After 48 seasons, “Inside the NFL” is getting a brand new home — and is being rebooted dramatically into a completely different kind of show.
Since its launch on HBO in 1977, “Inside the NFLS” has been an hour-long commentary, analysis and highlights show focused on America’s top professional football league. But starting Sep. 8, it will return as an extremely short form web series streaming exclusively on Elon Musk’s social media platform X.
NFL Films has committed to producing at least 10 short episodes a week through Super Bowl 2026, which takes place on Feb. 8. It will continue to be produced by NFL Films. ESPN NFL analyst and former Pittsburgh Steelers safety Ryan Clark will host.

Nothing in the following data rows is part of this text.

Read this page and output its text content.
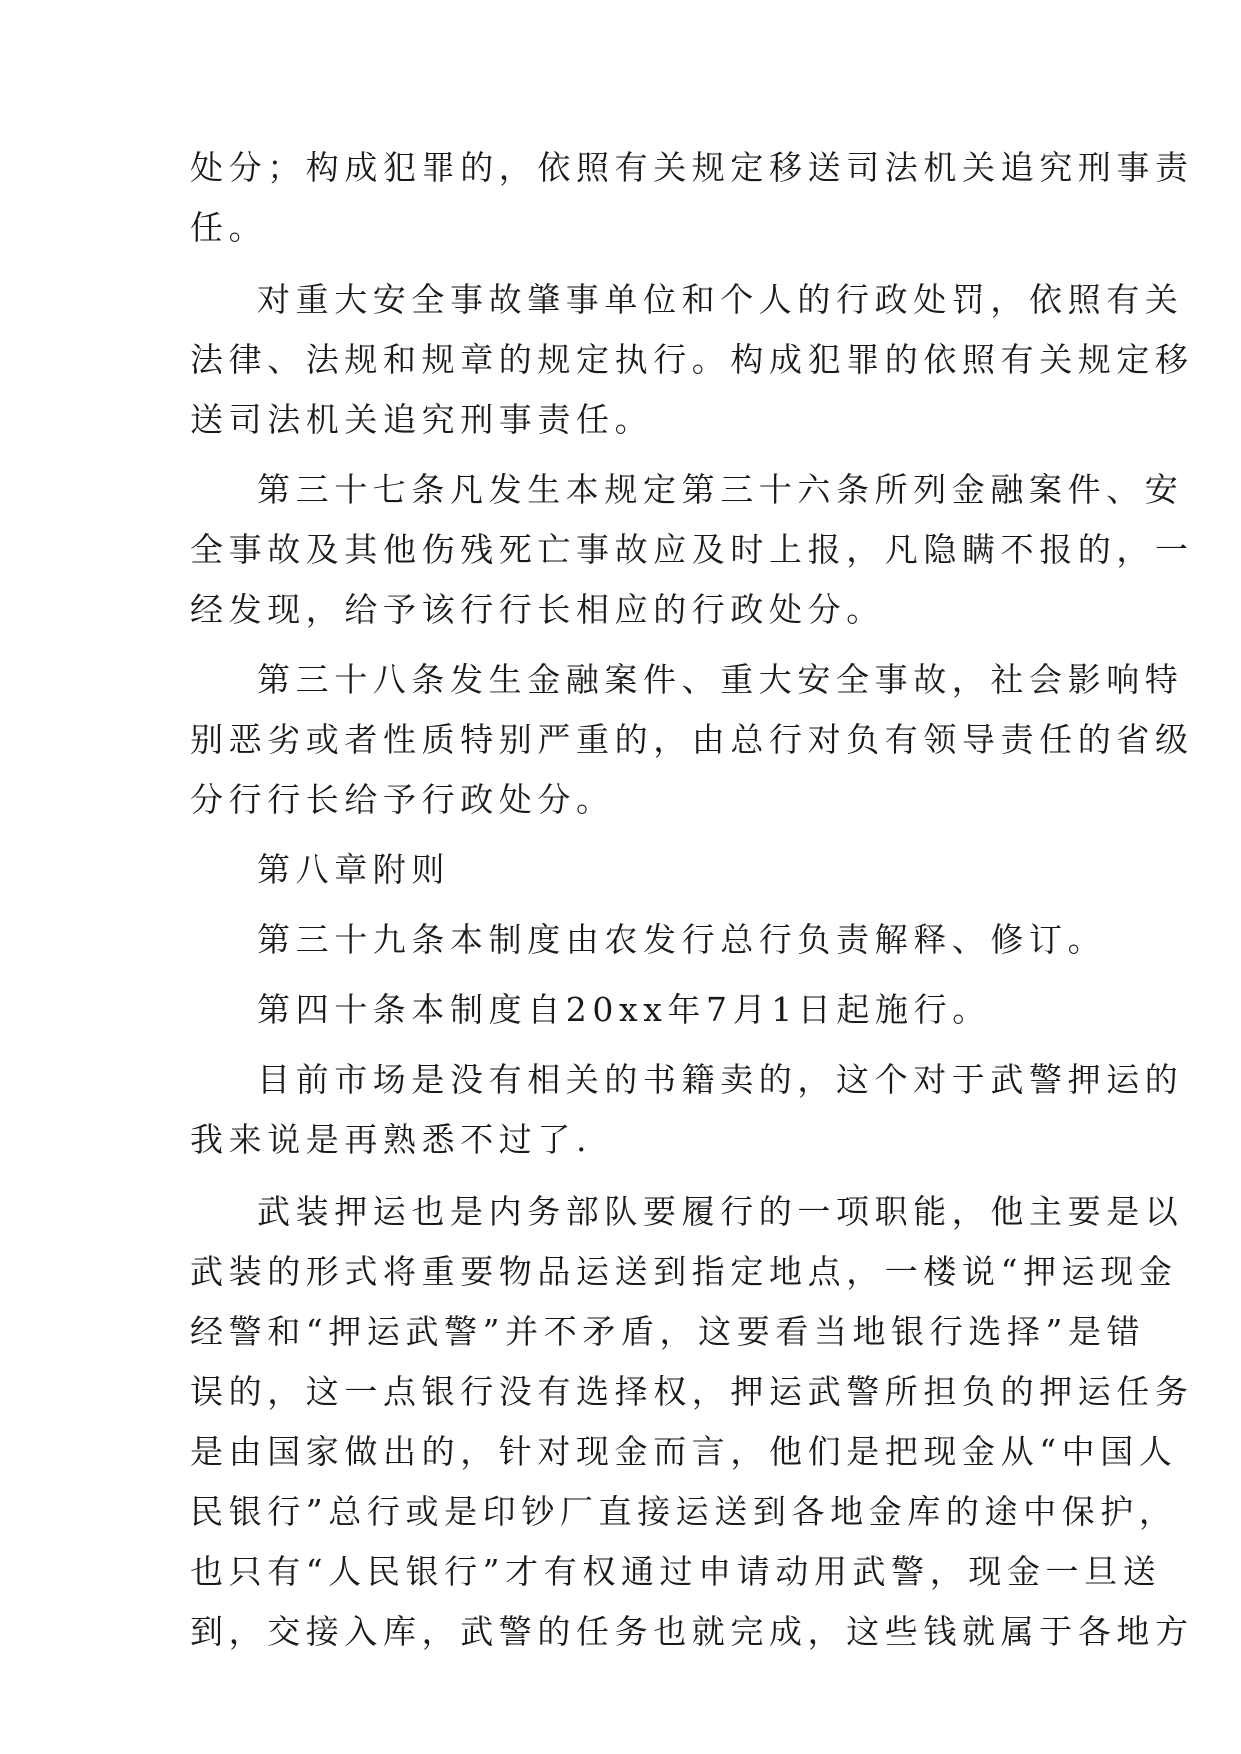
处分；构成犯罪的，依照有关规定移送司法机关追究刑事责

任。

对重大安全事故肇事单位和个人的行政处罚，依照有关

法律、法规和规章的规定执行。构成犯罪的依照有关规定移

送司法机关追究刑事责任。

第三十七条凡发生本规定第三十六条所列金融案件、安

全事故及其他伤残死亡事故应及时上报，凡隐瞒不报的，一

经发现，给予该行行长相应的行政处分。

第三十八条发生金融案件、重大安全事故，社会影响特

别恶劣或者性质特别严重的，由总行对负有领导责任的省级

分行行长给予行政处分。

第八章附则

第三十九条本制度由农发行总行负责解释、修订。

第四十条本制度自20xx年7月1日起施行。

目前市场是没有相关的书籍卖的，这个对于武警押运的

我来说是再熟悉不过了.

武装押运也是内务部队要履行的一项职能，他主要是以

武装的形式将重要物品运送到指定地点，一楼说“押运现金

经警和“押运武警”并不矛盾，这要看当地银行选择”是错

误的，这一点银行没有选择权，押运武警所担负的押运任务

是由国家做出的，针对现金而言，他们是把现金从“中国人

民银行”总行或是印钞厂直接运送到各地金库的途中保护，

也只有“人民银行”才有权通过申请动用武警，现金一旦送

到，交接入库，武警的任务也就完成，这些钱就属于各地方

There will also be no uniform structure to the new version of the show, as Mitch Smith, head of original content for X, confirmed to The Hollywood Reporter that “One episode could be one minute; another could be five minutes.” Smith says this will allow each episode “to adapt to the storylines of the season more quickly and organically based on what’s going on competitively throughout the season.”
How that works out in practice remains to be seen, but one change, according to THR, which first reported the news, is that segments from the original version of the show will be changed for the new, shorter version. These include segments called “Mic’d Up Moments,” “Big Game Edits,” and “Wire Watch.”
Keith Cossrow, head of content for NFL Films, said in a statement to THR, “this summer we partnered with X to present another longtime NFL Films franchise, ‘The Top 100,’ in a wholly new way and again saw strong results. At some point the light bulb went on for all of us here at Films: maybe it’s time to cut out the middle man, so to speak, and go directly to our audience which seems to be consuming this stuff mostly on social media anyway. As soon as we pitched the concept of posting daily shortform Inside the NFL ‘episodes’ to X, they lit up. So we all feel like it’s a perfect fit. Now we’ll see if we’re right.”
“Inside the NFL” debuted on HBO in 1977 and ran there until 2008, when it switched to Showtime. It remained on Showtime through 2021, at which point it moved over to Paramount+. In 2021 it was canceled on Paramount+ and moved to The CW.